We humans are more motivated by scare tactics and what negative scenarios could happen than by the countless stories of people regaining control of their will power, self-confidence and life by adopting hard work and a sense of community.
NOTE: I do not participate in a CrossFit gym, or workout. I have competed in CrossFit-like competitions that incorporate strength, explosiveness, and endurance. I have no vested interest, just an interest in human development and a joy of being fit.
Rhabdomyolysis is defined by PubMed Health as the breakdown of muscle fibers that leads to the release of muscle fiber contents (myoglobin) into the bloodstream. Myoglobin is harmful to the kidney and often causes kidney damage.
- People are not dropping dead like flies at CrossFit workouts. All the information I have found says overall annual incidence of rhabdomyolysis to be 0.06%(within CrossFit circles).
- The Centers for Disease Control and Prevention(CDC) reported higher numbers once more[in 2013], counting 35.7% of American adults as obese, and 17% of American children.
- Motor vehicle accidents kill about 42,000 people a year.
The logical conclusion is that there are many aspects to our lives that pose a far greater danger than pushing your physical limits. I do not doubt however that CrossFit programs are far more likely to encourage over exertion to the point one’s body is nowhere ready to undergo the amount of stress that the human mind can initialize; especially at first. When a workout is designed with no immediate goal, just a generalized “as hard and fast as you can go” mentality, extreme stressors become present. I would theorize 95% of the population could not imagine this amount of stress and strain, though. It is not a point that you feel fatigued or that “burning” feeling in your muscles. It is repeatedly ignoring signals from the body that is in dire need of rest, or reprieve.
The much greater danger is someone living a life using every media outlet story about dangers in the world to aid their inaction or idleness.
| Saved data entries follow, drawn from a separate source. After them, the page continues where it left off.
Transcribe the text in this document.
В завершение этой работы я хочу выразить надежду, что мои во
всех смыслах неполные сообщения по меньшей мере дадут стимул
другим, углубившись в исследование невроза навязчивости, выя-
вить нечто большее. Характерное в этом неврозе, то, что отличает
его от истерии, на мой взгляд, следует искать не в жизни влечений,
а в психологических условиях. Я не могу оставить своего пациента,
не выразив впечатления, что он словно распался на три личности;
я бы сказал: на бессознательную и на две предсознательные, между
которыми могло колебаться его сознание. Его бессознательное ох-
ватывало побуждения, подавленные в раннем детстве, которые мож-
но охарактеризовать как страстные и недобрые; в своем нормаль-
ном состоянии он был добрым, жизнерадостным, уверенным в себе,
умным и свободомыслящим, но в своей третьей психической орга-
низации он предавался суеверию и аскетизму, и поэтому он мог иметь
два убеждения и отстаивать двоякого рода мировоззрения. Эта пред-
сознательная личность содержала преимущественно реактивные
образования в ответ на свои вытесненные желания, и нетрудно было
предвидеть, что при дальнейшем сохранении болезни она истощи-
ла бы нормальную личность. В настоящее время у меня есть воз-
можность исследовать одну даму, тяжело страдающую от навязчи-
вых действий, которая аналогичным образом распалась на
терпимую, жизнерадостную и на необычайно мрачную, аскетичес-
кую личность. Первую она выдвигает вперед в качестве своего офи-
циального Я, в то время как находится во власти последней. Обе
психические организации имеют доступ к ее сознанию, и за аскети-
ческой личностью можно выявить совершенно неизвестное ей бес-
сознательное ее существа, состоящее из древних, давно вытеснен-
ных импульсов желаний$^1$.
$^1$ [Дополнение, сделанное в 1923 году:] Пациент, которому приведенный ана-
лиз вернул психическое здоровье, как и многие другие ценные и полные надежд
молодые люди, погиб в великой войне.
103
An approach that is as safe is one that incorporates a medical examination before starting a physical training program. From there step 2 is listening to your body and not getting caught up in what “Becky” or “Harry” is doing. If you’ve been working out consistently for just 2 months, I don’t think you should be straining so hard that you may not be able to move for a week. It takes time to learn one’s limits. It takes time to develop a mind and body relationship where results are not traded for health and well-being.
My take-aways from the recent story lines are as follows:
1. The media is always looking for the new big thing. What better way to captivate an audience than by scaring people, and referencing the newest, biggest, trendiest workout style. I believe this condition does iindeed exist, just believe this should be one of the last things on your mind when considering a workout routine or fitness lifestyle.
2. Over-exertion is real. The scientific explanation of this condition is misleading in a way. It could as easily be described as over-exertion, in my opinion. The best way to combat this it is to eat well and sleep plenty. Our bodies are made to adapt. Give it proper fuel and rest and it will operate optimally.
3. Listen to your body. Do not listen to the guy or gal next to you’s body. Fitness, as many things are, is about balance. Push yourself, but be cognizant enough to know when enough is enough.
Think, Sweat, Grow -Joe
P.S. I am not a Medical Doctor. I am a fitness professional with an insatiable curiosity and will to simply help others.